Blueprint of 21st century Russia

A country free of corruption, and a move towards modernization and the World Trade Organization - that is the future President Dmitry Medvedev has outlined for Russia at the St. Petersburg International Economic Forum.

Modernization was the main theme and according to Medvedev is connected to all of Russia’s problems and challenges that it faces.

The president has defined key steps that are vital for Russia to move forward in its push to modernize the economy.

“I don’t want a major renewal of just the outdated elements in the economy, but all public institutions,” president said. “We need systematic changes. We should not hesitate to say sorry about many bad habits. We cannot focus only on the step by step development – that would be a mistake. There might be stagnation behind the stability. That is why we need to quickly change everything that stops our breakthrough development. All this is the basis of the strategy I have outlined in the past three years as Russia’s president. The strategy is a modernization program. I am sure this is up-to-date policy for Russia.”

“We can significantly change the situation over the next few years,” he added. “That is why we need to focus on the following: improving the investment climate in Russia to create new jobs in the regions, the creation of police and other security forces, improvement of the effectiveness of the jurisdiction system, and finally the modernization of government, applying modern approaches and decentralizing power.”

The president also mentioned that he believes that this push for modernization in Russia has to begin with society having the desire to unite to modernize their country.

“My choice is a policy which would ensure maximum opportunity for the economic activity of the millions of our citizens,” he said. “Citizens who are protected by the law and the whole might of the government power.”

With that, he believes, Russia can really become the biggest and most effective economy in the world.

Medvedev also pointed to a fight against corruption as a key to Russia’s future. He said, quite harshly, that corruption is literally choking the economy, and that people who are doing this need to be taken care of.

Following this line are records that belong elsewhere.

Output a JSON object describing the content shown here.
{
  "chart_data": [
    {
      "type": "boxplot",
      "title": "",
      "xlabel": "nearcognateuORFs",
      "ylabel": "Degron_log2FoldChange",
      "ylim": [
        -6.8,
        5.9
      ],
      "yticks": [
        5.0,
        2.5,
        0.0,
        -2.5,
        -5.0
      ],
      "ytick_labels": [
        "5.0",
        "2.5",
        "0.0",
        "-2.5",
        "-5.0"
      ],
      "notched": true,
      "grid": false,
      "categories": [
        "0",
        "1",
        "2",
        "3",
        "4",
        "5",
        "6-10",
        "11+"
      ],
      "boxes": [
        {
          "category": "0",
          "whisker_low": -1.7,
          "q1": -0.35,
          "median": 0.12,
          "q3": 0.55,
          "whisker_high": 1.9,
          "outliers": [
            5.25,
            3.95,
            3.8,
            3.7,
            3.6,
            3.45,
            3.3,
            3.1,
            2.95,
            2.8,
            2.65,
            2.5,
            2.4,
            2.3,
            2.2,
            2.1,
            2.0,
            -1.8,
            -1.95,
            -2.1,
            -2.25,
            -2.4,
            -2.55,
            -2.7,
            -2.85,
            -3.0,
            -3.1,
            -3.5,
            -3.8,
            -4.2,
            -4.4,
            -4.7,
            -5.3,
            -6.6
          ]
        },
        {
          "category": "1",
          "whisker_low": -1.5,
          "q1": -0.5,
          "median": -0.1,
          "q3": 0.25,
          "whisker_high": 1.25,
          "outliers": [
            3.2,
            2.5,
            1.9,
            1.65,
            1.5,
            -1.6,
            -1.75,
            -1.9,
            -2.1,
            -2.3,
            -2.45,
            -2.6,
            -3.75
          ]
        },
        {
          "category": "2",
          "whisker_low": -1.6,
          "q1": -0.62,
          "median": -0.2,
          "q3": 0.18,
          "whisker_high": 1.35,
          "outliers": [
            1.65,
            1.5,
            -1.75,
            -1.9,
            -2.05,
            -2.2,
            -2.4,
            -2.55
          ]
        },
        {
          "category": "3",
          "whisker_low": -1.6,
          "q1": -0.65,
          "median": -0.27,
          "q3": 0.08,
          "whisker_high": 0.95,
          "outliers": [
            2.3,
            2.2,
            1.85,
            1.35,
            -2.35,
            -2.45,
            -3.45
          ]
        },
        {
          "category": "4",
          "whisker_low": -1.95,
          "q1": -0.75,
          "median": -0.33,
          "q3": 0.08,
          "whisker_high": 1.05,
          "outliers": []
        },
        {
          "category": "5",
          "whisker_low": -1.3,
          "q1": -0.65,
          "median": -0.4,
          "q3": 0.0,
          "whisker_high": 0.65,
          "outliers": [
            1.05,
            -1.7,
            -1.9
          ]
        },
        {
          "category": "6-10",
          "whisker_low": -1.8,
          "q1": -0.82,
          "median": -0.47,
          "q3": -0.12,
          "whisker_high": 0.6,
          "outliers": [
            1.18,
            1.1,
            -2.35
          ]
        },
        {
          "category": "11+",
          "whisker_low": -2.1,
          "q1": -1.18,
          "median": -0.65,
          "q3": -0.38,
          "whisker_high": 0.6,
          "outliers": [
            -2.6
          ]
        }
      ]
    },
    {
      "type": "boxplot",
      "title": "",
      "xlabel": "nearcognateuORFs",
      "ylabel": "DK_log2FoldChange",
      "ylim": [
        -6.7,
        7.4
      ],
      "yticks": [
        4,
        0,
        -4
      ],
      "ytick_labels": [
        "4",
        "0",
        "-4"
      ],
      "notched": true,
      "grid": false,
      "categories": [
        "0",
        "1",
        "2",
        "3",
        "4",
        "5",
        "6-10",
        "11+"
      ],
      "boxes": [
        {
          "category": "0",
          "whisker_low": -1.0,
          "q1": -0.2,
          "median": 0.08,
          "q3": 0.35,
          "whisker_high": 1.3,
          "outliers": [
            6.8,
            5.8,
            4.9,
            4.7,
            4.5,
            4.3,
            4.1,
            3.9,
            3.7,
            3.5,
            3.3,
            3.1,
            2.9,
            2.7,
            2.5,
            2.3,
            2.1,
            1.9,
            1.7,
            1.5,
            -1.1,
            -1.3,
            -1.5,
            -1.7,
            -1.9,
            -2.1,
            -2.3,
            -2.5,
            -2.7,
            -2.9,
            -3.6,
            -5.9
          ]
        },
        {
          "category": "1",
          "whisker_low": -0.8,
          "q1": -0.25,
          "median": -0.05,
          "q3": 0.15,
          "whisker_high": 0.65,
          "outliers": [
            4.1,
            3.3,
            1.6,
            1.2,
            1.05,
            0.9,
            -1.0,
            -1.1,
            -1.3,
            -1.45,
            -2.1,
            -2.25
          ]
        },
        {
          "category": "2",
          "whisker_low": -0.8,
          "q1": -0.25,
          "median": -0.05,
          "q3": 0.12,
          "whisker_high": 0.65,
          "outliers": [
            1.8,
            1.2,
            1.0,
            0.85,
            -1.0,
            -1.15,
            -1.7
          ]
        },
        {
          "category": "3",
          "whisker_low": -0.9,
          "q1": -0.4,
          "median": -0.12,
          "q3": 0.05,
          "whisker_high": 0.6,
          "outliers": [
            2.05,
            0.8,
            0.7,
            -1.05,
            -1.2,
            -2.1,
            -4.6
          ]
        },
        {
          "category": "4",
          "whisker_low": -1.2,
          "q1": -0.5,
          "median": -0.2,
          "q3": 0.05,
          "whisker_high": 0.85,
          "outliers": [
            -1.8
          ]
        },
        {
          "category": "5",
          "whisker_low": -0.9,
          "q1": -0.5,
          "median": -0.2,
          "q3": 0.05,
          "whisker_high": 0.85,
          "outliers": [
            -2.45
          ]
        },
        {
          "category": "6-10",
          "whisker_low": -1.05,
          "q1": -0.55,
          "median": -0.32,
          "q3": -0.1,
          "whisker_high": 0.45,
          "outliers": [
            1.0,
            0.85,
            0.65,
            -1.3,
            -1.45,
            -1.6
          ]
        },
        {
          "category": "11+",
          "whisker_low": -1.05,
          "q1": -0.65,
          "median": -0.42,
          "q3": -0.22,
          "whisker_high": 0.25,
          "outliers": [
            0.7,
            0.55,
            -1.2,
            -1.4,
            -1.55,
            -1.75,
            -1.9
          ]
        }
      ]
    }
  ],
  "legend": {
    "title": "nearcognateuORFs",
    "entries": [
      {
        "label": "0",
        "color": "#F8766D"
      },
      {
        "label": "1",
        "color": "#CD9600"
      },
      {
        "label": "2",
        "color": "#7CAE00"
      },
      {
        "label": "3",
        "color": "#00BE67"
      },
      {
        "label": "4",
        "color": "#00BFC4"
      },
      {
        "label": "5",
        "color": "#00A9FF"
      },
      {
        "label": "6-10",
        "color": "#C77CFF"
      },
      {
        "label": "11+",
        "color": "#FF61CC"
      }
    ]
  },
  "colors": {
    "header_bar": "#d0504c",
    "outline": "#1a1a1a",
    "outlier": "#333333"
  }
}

“The noose around the neck of those who practice corruption should be tightened and whole of Russia agrees with this without any exception,” he stated. “The corruption is very difficult to deal with. The existing order of criminal prosecution is very slow and very complicated. It should be maintained at least so that there are clear guarantees in place in case of unjustified accusations, which unfortunately does sometimes happen. At the same time the government should be purged of corruption in a more decisive way. And for that purpose we should enhance the way those suspected of corruption are dismissed from public service.”

In terms of corruption the president also spoke about government reforms and decentralizing power.

The judicial system is suffering serious problems and needs to be reformed as well, according to the president, a topic that he often touches on. He believes that tendering for judges and making them accountable for their decisions is an essential step for building an effective court system, something that everybody requires.

Viktor Kamyshanov, from the International Federation for Peace and Conciliation considered President Medvedev’s intentions to be a positive step toward development and modernization.

“I think the promises are very good. And we knew that there is quite a lot of technologies [sic] which are invented by Russian institutions, by Russian scientists. I think that if these will provide [the] intention of the president good ground, good basement for using these technologies, then the declaration will be put into practice.”

­Professor Daniel Treisman from UCLA says that steps to solve problems which are hampering the process of moving toward modernization needs to start at all levels simultaneously.

“Everybody knows the most effective techniques for fighting corruption and improving the effectiveness of the state, and that is to introduce more political competition at all levels, at the same time as increasing freedom of the press. Of course, sometimes we exaggerate in the West the restraints on the press in Russia, but still to have more generally independent publications and television channels would help tremendously. The question is whether Medvedev at this point is prepared to take more risks than he has in the past. And also of course in co-operation with Prime Minister Putin that introduced elements of political competition and media freedom that have become scarcer in Russia in the last ten years.”